Instructional leaguers thrilled to take on Tigers
DETROIT -- They sat in the clubhouse in Lakeland, Fla., intently watching Game 4 of the American League Championship Series, hoping to find out Thursday night what their destination would be.
When Prince Fielder caught the last out, finishing off an 8-1 win and four-game sweep over the Yankees, the Tigers were heading to the World Series. And a group of 15-plus celebrating instructional league players were heading to Detroit.
"We were pulling hard for the Tigers because, of course, this is about them, but I mean, what an opportunity," said Nick Carmichael, a 22-year-old who spent the season in the rookie Gulf Coast League after being drafted in the 24th round of this year's First-Year Player Draft.
From Palomar College in San Marcos, Calif., Carmichael was one of the few selected to scrimmage the Tigers on Sunday and Monday, to ensure the big league team would stay fresh for the World Series.
"There's nothing better," he said. "Some of us -- hopefully we'll all get to come back here some day -- but for some of us, this is the closest we'll ever get. Great opportunity. I can't even describe the excitement."
None of them could.
It was a moment unlike any other for the young prospects. On one hand, it was business and it had to be taken seriously because Detroit needed to prepare. On the other, the group of guys, mostly in their early 20s, were playing alongside a World Series team stacked with players they've grown up watching.
"It's something we all want to be a part of, we all want to be out there, we all want to be in the game," Carmichael said. "So there is that aspect of it where you want to get in and go out and try to perform well. In a way, we're trying to show what we got, but at the same time it's not about us. It's about going out and helping them stay ready for the Series."
"It's another part of the experience that I'll be able to tell my kids, grandkids about," said Jason King, a fourth-round pick in the 2011 First-Year Player Draft out of Kansas State University.
King got an at-bat Sunday against Drew VerHagen, but he was hoping to get one against someone on the Tigers' roster on Monday. That was the type of feeling shared throughout the "visiting" clubhouse.

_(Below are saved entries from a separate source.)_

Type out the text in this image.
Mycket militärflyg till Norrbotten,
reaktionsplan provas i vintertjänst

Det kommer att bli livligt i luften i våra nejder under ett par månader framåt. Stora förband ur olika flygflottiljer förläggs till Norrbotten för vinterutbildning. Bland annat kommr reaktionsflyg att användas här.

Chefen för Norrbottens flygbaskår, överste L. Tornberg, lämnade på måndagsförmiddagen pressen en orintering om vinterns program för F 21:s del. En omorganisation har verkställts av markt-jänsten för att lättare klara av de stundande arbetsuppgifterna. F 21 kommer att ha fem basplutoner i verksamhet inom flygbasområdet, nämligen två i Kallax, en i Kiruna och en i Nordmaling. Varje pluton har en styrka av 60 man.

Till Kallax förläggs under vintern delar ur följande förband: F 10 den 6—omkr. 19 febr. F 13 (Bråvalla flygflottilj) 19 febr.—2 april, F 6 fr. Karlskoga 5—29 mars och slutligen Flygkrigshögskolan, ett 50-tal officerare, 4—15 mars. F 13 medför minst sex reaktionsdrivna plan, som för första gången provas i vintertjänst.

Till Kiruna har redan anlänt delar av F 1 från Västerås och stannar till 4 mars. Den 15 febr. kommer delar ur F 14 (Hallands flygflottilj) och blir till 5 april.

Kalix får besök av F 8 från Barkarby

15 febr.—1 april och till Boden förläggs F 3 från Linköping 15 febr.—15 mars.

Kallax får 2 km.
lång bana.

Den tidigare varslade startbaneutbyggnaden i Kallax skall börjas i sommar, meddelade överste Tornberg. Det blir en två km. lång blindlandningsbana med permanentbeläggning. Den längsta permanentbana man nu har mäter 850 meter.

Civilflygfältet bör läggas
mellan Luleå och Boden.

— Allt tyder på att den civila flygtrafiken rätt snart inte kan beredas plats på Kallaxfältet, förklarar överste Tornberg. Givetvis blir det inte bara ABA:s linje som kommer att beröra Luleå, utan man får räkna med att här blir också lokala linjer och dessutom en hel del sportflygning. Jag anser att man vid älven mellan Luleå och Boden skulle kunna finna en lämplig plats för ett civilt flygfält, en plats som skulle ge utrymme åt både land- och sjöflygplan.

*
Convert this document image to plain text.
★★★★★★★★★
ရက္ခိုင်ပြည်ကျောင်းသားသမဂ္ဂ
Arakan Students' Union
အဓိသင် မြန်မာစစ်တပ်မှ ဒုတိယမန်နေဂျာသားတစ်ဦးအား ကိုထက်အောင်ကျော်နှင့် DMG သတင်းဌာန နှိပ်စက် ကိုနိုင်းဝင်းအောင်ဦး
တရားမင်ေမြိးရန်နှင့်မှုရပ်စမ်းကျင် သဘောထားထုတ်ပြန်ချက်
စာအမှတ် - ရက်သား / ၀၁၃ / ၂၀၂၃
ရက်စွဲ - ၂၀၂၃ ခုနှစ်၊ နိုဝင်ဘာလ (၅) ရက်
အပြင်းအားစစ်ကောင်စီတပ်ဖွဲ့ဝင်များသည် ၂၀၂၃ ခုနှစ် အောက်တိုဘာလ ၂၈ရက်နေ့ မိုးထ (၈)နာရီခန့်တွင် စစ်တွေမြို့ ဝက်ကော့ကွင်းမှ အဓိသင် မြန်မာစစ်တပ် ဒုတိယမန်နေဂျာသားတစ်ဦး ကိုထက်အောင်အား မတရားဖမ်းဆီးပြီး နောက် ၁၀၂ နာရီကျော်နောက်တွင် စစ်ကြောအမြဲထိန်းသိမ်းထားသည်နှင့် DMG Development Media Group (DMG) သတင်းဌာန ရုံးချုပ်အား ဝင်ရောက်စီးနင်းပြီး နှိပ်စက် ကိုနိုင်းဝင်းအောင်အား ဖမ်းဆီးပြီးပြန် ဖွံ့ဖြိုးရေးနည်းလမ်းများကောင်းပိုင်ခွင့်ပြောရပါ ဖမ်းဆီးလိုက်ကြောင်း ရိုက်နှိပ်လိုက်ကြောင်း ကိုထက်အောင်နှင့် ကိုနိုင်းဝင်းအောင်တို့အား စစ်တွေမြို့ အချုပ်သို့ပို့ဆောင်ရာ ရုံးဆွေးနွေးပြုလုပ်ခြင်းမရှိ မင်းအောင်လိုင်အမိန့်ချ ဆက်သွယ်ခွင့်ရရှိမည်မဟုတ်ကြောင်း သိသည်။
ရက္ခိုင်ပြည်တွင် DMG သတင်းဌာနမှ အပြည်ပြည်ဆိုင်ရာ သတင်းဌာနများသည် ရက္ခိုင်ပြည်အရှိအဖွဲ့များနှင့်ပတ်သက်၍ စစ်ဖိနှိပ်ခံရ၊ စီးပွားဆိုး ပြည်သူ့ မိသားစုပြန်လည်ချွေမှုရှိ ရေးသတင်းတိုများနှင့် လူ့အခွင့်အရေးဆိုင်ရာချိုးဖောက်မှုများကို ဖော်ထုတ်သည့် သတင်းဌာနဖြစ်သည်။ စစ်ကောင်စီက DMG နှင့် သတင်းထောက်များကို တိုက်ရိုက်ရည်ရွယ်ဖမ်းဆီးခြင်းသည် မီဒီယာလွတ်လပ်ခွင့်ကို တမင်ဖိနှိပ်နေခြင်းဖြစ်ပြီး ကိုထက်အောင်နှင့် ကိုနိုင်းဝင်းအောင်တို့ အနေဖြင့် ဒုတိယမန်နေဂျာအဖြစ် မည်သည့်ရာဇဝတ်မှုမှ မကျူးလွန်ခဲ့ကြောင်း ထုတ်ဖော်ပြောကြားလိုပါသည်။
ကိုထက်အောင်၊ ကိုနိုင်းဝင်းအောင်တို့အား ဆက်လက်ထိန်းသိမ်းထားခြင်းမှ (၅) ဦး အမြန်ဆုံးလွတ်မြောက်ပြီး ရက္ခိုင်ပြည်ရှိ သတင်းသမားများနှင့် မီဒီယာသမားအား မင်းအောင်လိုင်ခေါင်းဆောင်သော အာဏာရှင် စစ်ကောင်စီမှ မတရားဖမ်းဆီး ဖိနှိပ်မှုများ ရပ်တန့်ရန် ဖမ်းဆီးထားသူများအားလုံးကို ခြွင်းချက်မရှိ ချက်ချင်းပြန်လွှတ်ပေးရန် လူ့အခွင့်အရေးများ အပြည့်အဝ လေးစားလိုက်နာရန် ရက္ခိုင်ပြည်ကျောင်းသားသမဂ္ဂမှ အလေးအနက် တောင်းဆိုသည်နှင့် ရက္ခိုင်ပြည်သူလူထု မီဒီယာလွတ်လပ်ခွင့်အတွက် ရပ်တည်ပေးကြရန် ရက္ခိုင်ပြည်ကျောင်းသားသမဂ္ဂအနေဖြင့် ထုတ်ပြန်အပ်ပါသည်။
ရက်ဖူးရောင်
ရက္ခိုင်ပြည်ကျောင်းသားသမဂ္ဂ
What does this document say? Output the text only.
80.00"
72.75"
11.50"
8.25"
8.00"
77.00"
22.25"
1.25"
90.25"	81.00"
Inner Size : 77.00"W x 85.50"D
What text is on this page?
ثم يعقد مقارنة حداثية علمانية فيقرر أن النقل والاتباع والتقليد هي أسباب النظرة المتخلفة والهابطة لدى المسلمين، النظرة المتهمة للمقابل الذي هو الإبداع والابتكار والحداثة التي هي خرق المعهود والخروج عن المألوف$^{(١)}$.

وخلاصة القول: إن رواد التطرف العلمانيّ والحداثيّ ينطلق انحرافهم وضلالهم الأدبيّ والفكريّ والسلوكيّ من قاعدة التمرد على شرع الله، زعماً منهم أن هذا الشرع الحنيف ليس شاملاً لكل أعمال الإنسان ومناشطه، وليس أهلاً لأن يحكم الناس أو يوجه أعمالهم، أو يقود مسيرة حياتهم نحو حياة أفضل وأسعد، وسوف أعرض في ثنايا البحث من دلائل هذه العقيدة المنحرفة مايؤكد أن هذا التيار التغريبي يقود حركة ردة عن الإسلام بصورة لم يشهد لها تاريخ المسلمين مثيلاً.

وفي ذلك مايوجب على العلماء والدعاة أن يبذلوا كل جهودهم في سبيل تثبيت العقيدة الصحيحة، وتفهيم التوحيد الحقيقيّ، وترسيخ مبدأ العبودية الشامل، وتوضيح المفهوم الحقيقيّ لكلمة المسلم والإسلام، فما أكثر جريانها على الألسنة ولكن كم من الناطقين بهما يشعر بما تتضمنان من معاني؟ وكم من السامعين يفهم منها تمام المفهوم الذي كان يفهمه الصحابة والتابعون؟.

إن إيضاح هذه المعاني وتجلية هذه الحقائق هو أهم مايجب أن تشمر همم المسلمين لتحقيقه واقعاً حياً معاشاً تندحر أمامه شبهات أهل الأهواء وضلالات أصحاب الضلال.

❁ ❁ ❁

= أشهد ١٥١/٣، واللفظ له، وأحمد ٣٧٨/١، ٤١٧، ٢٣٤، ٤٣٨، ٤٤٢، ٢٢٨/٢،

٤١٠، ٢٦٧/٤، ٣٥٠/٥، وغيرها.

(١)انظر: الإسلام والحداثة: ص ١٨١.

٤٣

All are competitors, but all were excited about being there, and their families and friends were excited for them, too. They wanted to help, but they wouldn't mind a few stories to brag about.
"I may never be here again. I hope I am, but if I never am, I might be able to tell my kids one day that, 'Shoot, I gave up a home run to Miguel Cabrera, the Triple Crown winner," Carmichael said.
-- Anthony Odoardi
Tigers pitching coach Jeff Jones said he was encouraged by Jose Valverde's session against hitters in Sunday's scrimmage. Valverde, who has thrown fewer and fewer splitters as part of his arsenal since 2010, threw some good ones, Jones said, while implementing the mechanical tweaks they wanted.
"I think he's more confident," Jones said.
With no umpires for the scrimmages Sunday and Monday, players were left to call safe or out, and ball/strike calls were up to the catcher. Asked if anyone complained, Alex Avila said, "No, my strike zone's spot-on."